Some people in Sheffield think Broomhall is where all the people get put from other countries; in other words that it’s maybe too diverse. But, this view is largely based on ignorance. What our historical research has found is that people from other countries have been living in this area for over a hundred years. We have found immigrants on censuses from Russia, Germany, Italy, India, Australia, USA etc and equally many stories of people leaving Broomhall to move on to pastures new in countries such as Australia.
You might think we’re making a fuss over nothing. Certainly we could come across as a bit arrogant and over proud of our area. But at the end of the day boundaries do matter. Broomhall ranked as 33 out of Sheffield’s 100 most deprived neighbourhoods. However, the true nature of deprivation is masked by there being many student occupancies and some very wealthy residences in parts of Broomhall. This has in the past had a knock on effect on the amount of funding the area receives.

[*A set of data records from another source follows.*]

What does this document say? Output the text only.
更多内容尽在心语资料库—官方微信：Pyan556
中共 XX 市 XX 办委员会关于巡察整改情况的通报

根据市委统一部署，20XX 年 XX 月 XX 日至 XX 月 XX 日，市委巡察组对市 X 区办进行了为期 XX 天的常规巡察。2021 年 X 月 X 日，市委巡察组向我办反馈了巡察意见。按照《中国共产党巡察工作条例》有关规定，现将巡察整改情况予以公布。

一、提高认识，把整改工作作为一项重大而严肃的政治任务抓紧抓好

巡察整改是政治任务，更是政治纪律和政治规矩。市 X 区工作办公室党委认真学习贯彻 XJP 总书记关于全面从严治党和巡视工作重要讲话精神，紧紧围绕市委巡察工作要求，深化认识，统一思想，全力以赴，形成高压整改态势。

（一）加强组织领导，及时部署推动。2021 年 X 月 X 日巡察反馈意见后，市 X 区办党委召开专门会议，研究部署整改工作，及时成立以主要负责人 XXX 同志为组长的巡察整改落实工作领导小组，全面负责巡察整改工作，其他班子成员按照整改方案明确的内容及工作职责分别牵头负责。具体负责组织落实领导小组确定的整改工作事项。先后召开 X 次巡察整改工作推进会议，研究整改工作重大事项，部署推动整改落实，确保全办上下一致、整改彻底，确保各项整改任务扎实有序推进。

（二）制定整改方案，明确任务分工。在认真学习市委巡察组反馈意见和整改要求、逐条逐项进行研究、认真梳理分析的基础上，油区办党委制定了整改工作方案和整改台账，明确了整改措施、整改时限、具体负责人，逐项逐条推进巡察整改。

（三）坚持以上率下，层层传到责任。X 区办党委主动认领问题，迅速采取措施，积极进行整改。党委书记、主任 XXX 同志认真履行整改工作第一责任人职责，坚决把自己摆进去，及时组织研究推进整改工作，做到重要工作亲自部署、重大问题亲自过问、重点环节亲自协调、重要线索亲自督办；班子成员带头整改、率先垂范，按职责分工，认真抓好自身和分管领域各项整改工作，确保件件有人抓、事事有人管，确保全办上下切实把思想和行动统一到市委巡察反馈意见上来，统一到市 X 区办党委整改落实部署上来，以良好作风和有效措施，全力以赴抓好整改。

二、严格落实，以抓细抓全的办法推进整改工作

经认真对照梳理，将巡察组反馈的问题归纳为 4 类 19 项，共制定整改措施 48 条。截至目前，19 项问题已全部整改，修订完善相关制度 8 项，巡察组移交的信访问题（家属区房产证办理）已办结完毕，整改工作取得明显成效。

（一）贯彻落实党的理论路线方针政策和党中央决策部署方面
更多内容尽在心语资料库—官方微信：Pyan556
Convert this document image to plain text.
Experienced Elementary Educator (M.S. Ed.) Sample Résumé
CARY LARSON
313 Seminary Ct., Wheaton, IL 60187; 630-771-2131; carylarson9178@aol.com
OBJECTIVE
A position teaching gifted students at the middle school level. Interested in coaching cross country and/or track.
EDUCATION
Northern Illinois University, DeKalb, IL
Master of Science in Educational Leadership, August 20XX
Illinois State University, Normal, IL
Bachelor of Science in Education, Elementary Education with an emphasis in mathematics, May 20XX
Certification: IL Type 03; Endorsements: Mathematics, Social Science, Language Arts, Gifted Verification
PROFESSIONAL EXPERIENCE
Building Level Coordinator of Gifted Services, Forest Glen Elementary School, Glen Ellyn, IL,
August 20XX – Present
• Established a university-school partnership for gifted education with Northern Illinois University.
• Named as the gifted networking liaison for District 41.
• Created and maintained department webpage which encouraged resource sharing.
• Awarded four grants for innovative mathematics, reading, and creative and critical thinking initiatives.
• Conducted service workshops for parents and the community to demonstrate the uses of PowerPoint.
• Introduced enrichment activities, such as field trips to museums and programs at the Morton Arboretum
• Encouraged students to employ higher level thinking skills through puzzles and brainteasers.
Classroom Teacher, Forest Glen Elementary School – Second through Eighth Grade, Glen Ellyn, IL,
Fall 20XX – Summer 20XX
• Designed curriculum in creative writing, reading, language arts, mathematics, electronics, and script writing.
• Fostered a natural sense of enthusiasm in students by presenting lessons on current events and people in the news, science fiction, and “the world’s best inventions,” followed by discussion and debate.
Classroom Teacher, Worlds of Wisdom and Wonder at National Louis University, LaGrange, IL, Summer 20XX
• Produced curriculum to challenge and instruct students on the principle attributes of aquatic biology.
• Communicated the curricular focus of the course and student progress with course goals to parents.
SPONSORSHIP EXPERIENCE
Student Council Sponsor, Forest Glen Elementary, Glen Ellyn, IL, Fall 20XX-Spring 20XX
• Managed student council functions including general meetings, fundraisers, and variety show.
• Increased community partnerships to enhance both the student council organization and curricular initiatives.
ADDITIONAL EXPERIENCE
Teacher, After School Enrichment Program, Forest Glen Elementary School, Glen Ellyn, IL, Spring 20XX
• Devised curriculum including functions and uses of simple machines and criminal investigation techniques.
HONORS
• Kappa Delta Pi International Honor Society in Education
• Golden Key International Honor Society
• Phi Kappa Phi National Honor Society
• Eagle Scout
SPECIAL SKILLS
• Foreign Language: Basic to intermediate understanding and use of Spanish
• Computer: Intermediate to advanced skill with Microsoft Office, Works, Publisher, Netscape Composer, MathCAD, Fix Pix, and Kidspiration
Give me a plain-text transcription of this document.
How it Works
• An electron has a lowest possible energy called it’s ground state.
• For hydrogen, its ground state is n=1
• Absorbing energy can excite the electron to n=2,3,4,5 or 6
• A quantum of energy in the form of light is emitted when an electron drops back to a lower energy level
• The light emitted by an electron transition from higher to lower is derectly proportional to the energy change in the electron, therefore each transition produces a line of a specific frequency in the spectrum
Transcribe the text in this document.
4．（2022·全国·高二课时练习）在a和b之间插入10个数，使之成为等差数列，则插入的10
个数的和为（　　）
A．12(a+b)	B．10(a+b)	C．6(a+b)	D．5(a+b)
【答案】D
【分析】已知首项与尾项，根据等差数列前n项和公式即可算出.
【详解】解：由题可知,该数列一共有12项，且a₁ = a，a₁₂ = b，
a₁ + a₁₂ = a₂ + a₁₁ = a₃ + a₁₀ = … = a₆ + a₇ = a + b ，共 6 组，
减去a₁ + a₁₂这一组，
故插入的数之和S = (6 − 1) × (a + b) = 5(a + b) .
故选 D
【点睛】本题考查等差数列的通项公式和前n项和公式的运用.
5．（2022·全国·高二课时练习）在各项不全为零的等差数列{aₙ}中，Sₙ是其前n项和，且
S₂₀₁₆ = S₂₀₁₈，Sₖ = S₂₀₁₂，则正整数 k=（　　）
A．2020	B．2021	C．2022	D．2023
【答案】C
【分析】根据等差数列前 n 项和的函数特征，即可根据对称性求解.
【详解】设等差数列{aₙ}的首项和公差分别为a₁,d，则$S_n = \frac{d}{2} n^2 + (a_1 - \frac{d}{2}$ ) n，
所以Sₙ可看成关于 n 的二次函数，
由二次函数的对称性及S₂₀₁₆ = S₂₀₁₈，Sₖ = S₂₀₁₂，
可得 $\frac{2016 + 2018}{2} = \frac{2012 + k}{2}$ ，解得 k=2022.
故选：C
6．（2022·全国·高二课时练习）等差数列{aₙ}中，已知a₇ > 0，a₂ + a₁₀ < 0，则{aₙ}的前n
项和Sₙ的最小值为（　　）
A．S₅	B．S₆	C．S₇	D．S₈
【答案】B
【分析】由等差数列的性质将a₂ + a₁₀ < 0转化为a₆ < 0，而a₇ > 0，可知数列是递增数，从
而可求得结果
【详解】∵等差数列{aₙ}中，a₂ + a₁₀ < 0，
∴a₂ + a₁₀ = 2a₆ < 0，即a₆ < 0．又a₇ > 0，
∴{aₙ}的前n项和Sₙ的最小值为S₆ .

We want to share our history with a wider audience to improve and develop a positive profile of Broomhall within Sheffield. Broomhall continues to suffer from negative socio-cultural stereotypes within Sheffield, which strongly contrasts with the living reality of those who reside there and who find it a great place to live. For many who do not live here, it is simply a ‘passing place’ from the university to the city centre. It is as if Broomhall as an area doesn’t exist for some. Broomhall is perceptively divisible into two, half appears as a more working-class and immigrant area, the other being perceived as a more affluent houses/university area (once a gated community in the 1800s and 1900s.)
By looking at the heritage of both parts of the neighbourhood we hope we have strengthened the links across this divide and begun to build stronger bridges across cultures and communities, enhancing the social identity of Broomhall as a whole. Broomhall ‘is’ one of the main ‘gateways’ for immigrants arriving into the city. Often this is seen as a negative but we wanted to show how this diversity makes ‘Broomhall’ the vibrant place it is today.
As you walk our streets, either to enjoy its rich history and buildings, or simply to pass through, we hope you have a positive feeling that you are in ‘Broomhall’, perhaps a place with ever-changing and shifting boundaries, but still a place to enjoy passing through and indeed, a place many call home.
Comments about this page
hiya, I spent my younger years in the broomhall district, I went to springfield school from 1943 until 1953 and left the district when I was 23 years old, I lived on bath st which was just below the school, I counted the many shops that there were on broomhall st close by and one of the biggest number was the pubs there were 26 within a quarter of an hour’s walk of where I lived and I can still name them all, when I was at an early age at school the teachers used to walk us from school to the botanical gardens,we would walk along broomhall st all the way to park lane up to clarkehouse rd turn left at the top and into the gardens we would spend time around the bear pit and the surrounding wood land.
I read about the lodges I can remember 4 of them.